Some of you have already noticed that we are now using ”XK‘  as temporary country code for Kosovo. While the US standards body ‘FIPS’  has found it worthwhile to assign a country code to Kosovo (KV), the International Organization for Standardization, ISO, has yet to assign a code to the former Serbian province. The ISO country code standard 3166 has a couple of unused codes that can be used for user specific elements: “If users need code elements to represent country names not included in this part of ISO 3166, the series of letters AA, QM to QZ, XA to XZ, and ZZ, and the series AAA to AAZ, QMA to QZZ, XAA to XZZ, and ZZA to ZZZ respectively and the series of numbers 900 to 999 are available.

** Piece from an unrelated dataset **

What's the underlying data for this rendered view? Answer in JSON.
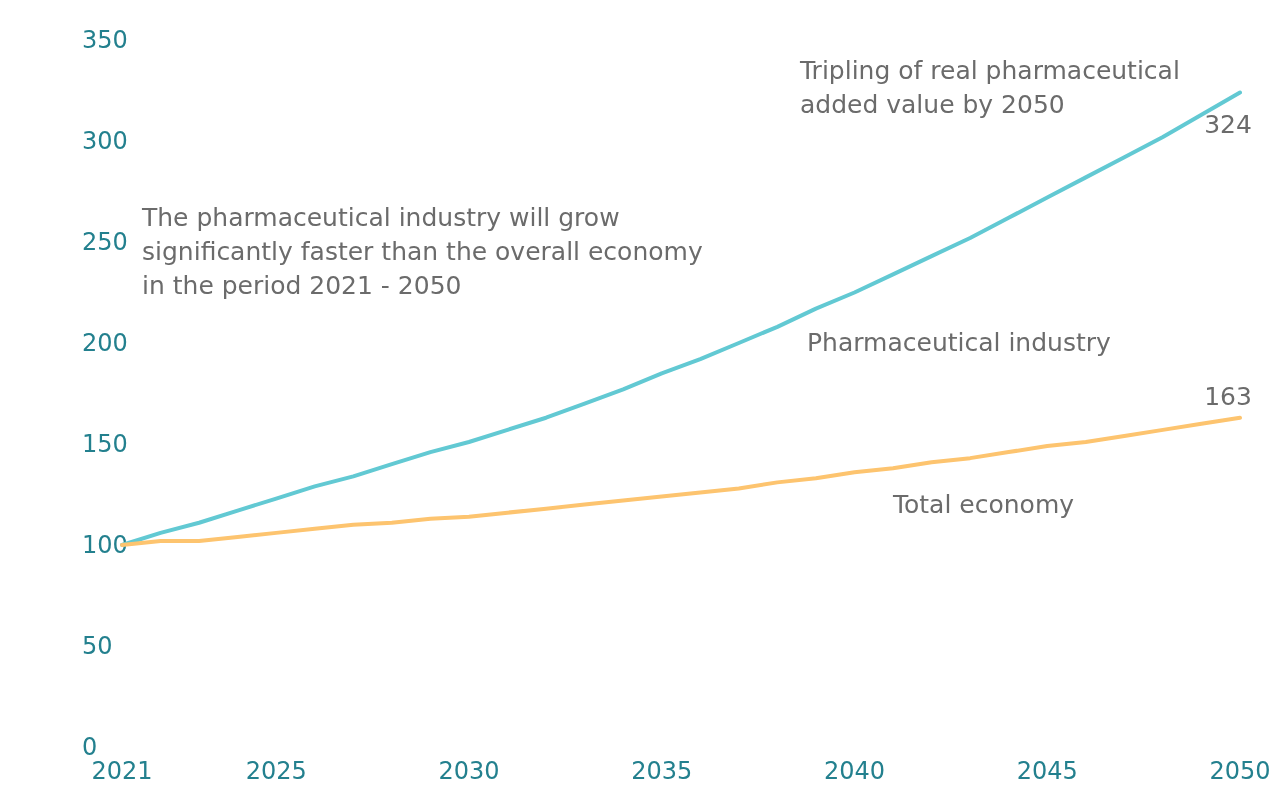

The European Commission and many other organisations (Deutsche Bundesbank, Switzerland) are using ‘XK‘ as a temporary country code for Kosovo till ISO officially assigns a code.

GeoNames will switch to the official ISO code as soon as it has been released. In the meantime we will use ‘XK‘.

Links for Toponyms

A new pseudo language code ‘link‘ has been added to the alternate name edit function and the links to the English Wikipedia have been inserted as alternate names. The links to the corresponding wikipedia articles have often been requested. While they were available on the forum linked in some threads, they were not included in the normal dump. With this simple change they can now be included in the dump as alternate names and they can easily be maintained using the wiki interface. All other kind of links, I think of hotel websites for hotel entries, can also be added in the same manner.

The language code for the alternate names are normally the 2-character ISO 639 language codes, for more exotic languages that do not have a 2-character ISO code the 3-character code is used instead.

Pseudo codes

  • post‘ for postal codes
  • link‘ for a link to a website
  • iata‘, ‘icao‘ and ‘faac‘ for the respective airport codes
  • abbr‘ for an abbreviation
  • fr_1793‘ for names used during the French Revolution

New York Times data API with GeoNames

NYT Logo

The New York Times is adding GeoNames data to their subject headings and making it available as Linked Open Data under a cc-by license.

For ages the NYT has indexed articles with keywords (tags/subject headings) from an extensive vocabulary. Thousands of these keywords have now been mapped to their respective geonameId. This will help for instance enhance the search function with additional information from geonames like lat/lng for a reverse geocoded article search. The vocabulary is available under a cc-by license in various ways and formats. You can download a huge file or you can browse individual entries on the NYT website. As an example the keyword ‘Zurich’ in html or rdf format. The GeoNames data in the rdf format is using the GeoNames ontology. The subject headings can be used by developers to query the NYT api for articles on the topic.